How bad is the problem?

Not bad at all, IMO.

I spent some time looking at questions with images in them (search for imgur urls) and I didn't find too many that I thought were pointless:

  • looking just at questions, there are about 50 per month that have imgur links
  • even though I'm "prejudiced" against images, I'd say at least 50% of them are clearly relevant, and another 20%-30% are probably useful - I didn't think they were totally relevant, but I had to agree they were at least useful to illustrate something in the question
  • most of the images I thought weren't relevant were from relatively new users who probably just haven't developed a good sense yet of what's relevant or not

So overall I think at most 10% of images that get posted aren't relevant and could be edited out.

What to do about it

There are a few options:

  • Don't do anything, it's not actually that big a problem.
  • Edit posts and remove links to irrelevant images. If editing old questions, limit edits to one or two at a time so they don't overwhelm the front page.
  • If the images are hosted on stack.imgur, it's easy to edit a question to convert large images to thumbnails:

If the image URL is: https://i.stack.imgur.com/MGbrX.png

You can add an m or a t to the end of the filename to make the image a thumbnail.
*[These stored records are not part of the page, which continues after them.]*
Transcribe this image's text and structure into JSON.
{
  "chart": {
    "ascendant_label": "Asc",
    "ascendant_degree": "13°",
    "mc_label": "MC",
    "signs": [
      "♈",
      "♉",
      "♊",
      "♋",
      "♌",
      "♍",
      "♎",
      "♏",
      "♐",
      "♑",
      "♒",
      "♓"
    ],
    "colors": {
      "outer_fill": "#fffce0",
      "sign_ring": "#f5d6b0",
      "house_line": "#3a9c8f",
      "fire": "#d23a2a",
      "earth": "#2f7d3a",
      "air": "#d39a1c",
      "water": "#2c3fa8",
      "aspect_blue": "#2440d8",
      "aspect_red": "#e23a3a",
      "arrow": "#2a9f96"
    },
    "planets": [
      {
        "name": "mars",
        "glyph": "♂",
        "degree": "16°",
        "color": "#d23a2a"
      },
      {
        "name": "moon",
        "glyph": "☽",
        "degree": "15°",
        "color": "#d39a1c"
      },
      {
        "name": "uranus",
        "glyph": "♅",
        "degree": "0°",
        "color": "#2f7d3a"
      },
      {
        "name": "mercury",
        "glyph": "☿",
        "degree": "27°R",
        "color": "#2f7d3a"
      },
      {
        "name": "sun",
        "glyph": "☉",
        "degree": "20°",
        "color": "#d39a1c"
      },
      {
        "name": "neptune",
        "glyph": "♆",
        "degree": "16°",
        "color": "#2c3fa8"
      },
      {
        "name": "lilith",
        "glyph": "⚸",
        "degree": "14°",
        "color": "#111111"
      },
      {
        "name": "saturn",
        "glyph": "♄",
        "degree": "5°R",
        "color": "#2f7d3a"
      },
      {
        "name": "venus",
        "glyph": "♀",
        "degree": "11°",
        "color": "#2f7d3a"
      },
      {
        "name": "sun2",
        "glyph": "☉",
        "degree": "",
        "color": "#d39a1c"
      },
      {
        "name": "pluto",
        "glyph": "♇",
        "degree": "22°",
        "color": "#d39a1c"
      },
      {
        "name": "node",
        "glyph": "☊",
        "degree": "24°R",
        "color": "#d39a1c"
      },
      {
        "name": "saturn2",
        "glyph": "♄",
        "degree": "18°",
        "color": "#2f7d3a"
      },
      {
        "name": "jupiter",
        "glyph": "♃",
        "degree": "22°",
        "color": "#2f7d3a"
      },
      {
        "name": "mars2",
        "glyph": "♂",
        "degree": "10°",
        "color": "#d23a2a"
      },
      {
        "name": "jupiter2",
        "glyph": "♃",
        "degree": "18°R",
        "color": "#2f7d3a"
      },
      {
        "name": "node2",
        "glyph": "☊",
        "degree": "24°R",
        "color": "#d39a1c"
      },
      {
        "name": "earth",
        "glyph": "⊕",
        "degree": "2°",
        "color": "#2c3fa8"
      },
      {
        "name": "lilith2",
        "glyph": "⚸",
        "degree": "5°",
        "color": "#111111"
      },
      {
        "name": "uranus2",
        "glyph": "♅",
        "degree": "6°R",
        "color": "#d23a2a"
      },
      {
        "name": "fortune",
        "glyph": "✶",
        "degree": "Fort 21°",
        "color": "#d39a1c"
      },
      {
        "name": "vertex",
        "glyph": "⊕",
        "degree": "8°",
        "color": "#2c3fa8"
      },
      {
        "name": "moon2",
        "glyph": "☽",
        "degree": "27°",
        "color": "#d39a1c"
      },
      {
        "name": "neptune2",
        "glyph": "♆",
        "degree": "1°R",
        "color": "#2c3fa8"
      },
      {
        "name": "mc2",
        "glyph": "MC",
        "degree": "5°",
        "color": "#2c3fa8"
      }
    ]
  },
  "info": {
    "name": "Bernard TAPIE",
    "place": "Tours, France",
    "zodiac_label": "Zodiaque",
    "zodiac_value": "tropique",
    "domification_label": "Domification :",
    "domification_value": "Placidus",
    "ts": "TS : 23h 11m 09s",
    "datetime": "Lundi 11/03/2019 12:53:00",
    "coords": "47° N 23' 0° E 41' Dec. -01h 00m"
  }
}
This: https://i.stack.imgur.com/MGbrXm.png makes the largest dimension 320 pixels.

And this: https://i.stack.imgur.com/MGbrXt.png makes it a thumbnail with 160 pixels max.

I think this is the how you do an "m" thumbnail with a link to the original picture:

[![picture whose claim I am skeptical of][1]][2]

  [1]: https://i.stack.imgur.com/wa5kLm.png
  [2]: https://i.stack.imgur.com/wa5kL.png

More details on thumbnails on meta.StackExchange.

Again, if editing old questions, only do a couple at a time.

Fair use

This has gotten to be a bit long, so I'll just mention that one of the answers to the earlier question has some good comments on fair use.